Подземное царство Аида или небесное царство Юпитера — все это, скорее всего, выдумки, потому что два этих царства так похожи на пространство жизни. А тело, умирая, забирает с собой это пространство. Не ты оставляешь его, а оно оставляет тебя. И оказывается или должно оказаться, что пространство жизни есть только временное и, больше того, ложное пространство, которое прикрывает настоящее. Настолько плотно прикрывает, что человек и не догадывается о другом, настоящем, и принимает это, жизненное, за единственное и настоящее. Хотя если только задуматься — как же оно может быть настоящим, когда оно временно?
Если нет бессмертия, то и нет ничего, а жизнь, в самом деле, хоть краткий, хоть долгий, но миг. Я бы принял удовольствия за смысл и суть жизни, если бы они были вечными. Или если бы хоть в этой жизни представлялись вечными. Но тело дряхлеет, пространство жизни сужается, а удовольствия остаются где-то там, за границей сужения. И тогда не остается ничего — дряхлость, болезни, страх смерти. Страх потерять эту временность, которую все равно придется потерять. И ты тешишь себя мыслью — и не можешь не тешить, потому что страшно, — что, когда закончится эта временность, начнется другая временность — либо в царстве Аида, либо в царстве Юпитера. Подобие или та же самая жизнь, которую ты вот-вот потеряешь. Временность сменится временностью, а потом еще какой-нибудь временностью. И — я смеюсь над этим — разве сумма временностей дает бессмертие и бесконечность! Не дает, и, значит, есть одна только временность и одна только вечность, одна только человеческая жизнь и одно только бессмертие… Бессмертие чего, если нет тела? Я не знаю чего, но чего-то. Я хочу уснуть в то бессмертие. Заговорщики! Избавители мои! Придите, я жду вас.

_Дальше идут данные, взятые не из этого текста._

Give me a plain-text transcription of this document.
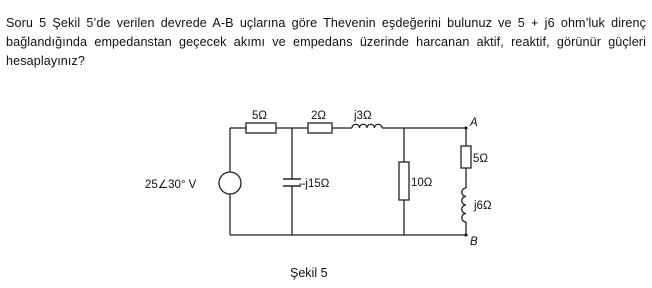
Soru 5 Şekil 5’de verilen devrede A-B uçlarına göre Thevenin eşdeğerini bulunuz ve 5 + j6 ohm’luk direnç bağlandığında empedanstan geçecek akımı ve empedans üzerinde harcanan aktif, reaktif, görünür güçleri hesaplayınız?
25∠30° V
5Ω	2Ω j3Ω
–j15Ω	10Ω
5Ω
j6Ω
A
B
Şekil 5
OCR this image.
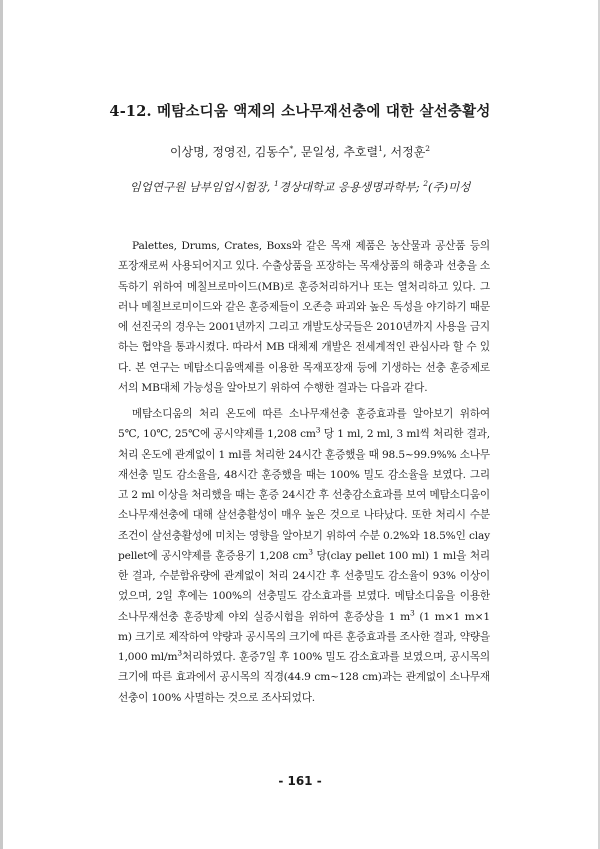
4-12. 메탐소디움 액제의 소나무재선충에 대한 살선충활성
이상명, 정영진, 김동수*, 문일성, 추호렬$^1$, 서정훈$^2$
임업연구원 남부임업시험장, $^1$경상대학교 응용생명과학부; $^2$(주)미성

Palettes, Drums, Crates, Boxs와 같은 목재 제품은 농산물과 공산품 등의 포장재로써 사용되어지고 있다. 수출상품을 포장하는 목재상품의 해충과 선충을 소독하기 위하여 메칠브로마이드(MB)로 훈증처리하거나 또는 열처리하고 있다. 그러나 메칠브로미이드와 같은 훈증제들이 오존층 파괴와 높은 독성을 야기하기 때문에 선진국의 경우는 2001년까지 그리고 개발도상국들은 2010년까지 사용을 금지하는 협약을 통과시켰다. 따라서 MB 대체제 개발은 전세계적인 관심사라 할 수 있다. 본 연구는 메탐소디움액제를 이용한 목재포장재 등에 기생하는 선충 훈증제로서의 MB대체 가능성을 알아보기 위하여 수행한 결과는 다음과 같다.

메탐소디움의 처리 온도에 따른 소나무재선충 훈증효과를 알아보기 위하여 5℃, 10℃, 25℃에 공시약제를 1,208 $cm^3$ 당 1 ml, 2 ml, 3 ml씩 처리한 결과, 처리 온도에 관계없이 1 ml를 처리한 24시간 훈증했을 때 98.5~99.9%% 소나무재선충 밀도 감소율을, 48시간 훈증했을 때는 100% 밀도 감소율을 보였다. 그리고 2 ml 이상을 처리했을 때는 훈증 24시간 후 선충감소효과를 보여 메탐소디움이 소나무재선충에 대해 살선충활성이 매우 높은 것으로 나타났다. 또한 처리시 수분조건이 살선충활성에 미치는 영향을 알아보기 위하여 수분 0.2%와 18.5%인 clay pellet에 공시약제를 훈증용기 1,208 $cm^3$ 당(clay pellet 100 ml) 1 ml을 처리한 결과, 수분함유량에 관계없이 처리 24시간 후 선충밀도 감소율이 93% 이상이었으며, 2일 후에는 100%의 선충밀도 감소효과를 보였다. 메탐소디움을 이용한 소나무재선충 훈증방제 야외 실증시험을 위하여 훈증상을 1 $m^3$ (1 m×1 m×1 m) 크기로 제작하여 약량과 공시목의 크기에 따른 훈증효과를 조사한 결과, 약량을 1,000 $ml/m^3$처리하였다. 훈증7일 후 100% 밀도 감소효과를 보였으며, 공시목의 크기에 따른 효과에서 공시목의 직경(44.9 cm~128 cm)과는 관계없이 소나무재선충이 100% 사멸하는 것으로 조사되었다.

- 161 -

Так я мечтал, и так я страшился воплощения мечты. Вот придет мой сон-смерть, вот подкрадутся они и встанут у двери, вот взломают ее, "и бросятся на меня, и пересекут расстояние от двери до ложа (всего только в краткий миг, равный времени моей жизни)… И тогда я вскакивал с постели и забывал о немощи своего тела. Что-то еще в пространстве жизни, которую я так хотел потерять, оставалось необходимым мне — сад, овраг, ствол поваленного дерева и моя сестра Друзилла, сидевшая на нем. Моя сестра Друзилла, моя жена Друзилла. Нет, нечто большее, чем сестра и жена, что-то такое единственное, что не давало мне свободно и покойно уснуть сном смерти. Что-то такое единственное я оставлял здесь, чего нельзя было оставлять. Чего нельзя было взять с собой — я знал это, — но и оставлять было нельзя.

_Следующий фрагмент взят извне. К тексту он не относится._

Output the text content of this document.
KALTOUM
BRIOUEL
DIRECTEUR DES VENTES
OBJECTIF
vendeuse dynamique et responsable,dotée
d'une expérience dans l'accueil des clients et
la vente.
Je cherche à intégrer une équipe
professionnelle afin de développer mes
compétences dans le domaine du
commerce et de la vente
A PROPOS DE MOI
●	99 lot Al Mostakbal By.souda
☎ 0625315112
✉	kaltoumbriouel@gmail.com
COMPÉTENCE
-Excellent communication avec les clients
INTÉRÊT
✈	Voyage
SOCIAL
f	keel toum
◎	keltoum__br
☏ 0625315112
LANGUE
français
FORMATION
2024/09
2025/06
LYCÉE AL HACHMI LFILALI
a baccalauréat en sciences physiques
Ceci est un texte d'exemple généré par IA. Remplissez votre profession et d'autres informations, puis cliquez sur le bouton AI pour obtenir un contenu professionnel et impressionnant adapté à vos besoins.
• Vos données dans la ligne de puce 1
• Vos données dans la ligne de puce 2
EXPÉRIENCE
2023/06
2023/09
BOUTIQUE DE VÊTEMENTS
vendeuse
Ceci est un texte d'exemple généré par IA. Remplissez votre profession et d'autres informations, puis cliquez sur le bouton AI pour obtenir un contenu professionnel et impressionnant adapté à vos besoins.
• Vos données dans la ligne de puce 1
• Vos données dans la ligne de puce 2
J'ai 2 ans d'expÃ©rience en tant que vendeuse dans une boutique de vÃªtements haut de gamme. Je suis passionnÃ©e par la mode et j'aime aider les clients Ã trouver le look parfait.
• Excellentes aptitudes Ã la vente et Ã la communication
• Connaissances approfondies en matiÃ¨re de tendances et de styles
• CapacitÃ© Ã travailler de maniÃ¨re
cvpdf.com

Я крикнул. Слуги хотели войти, но дверь была заперта. Я крикнул еще раз, так громко, что оглушился собственным криком и уже не слышал его. И тогда они стали бить в дверь и ломать ее. И я забыл о слугах и решил, что это заговорщики, вскочил на ноги и бросился к противоположной стене, прижался к ней и застыл. Вот оно, избавление от позорного немощного тела. И как я страшусь избавления, и как проклинаю его!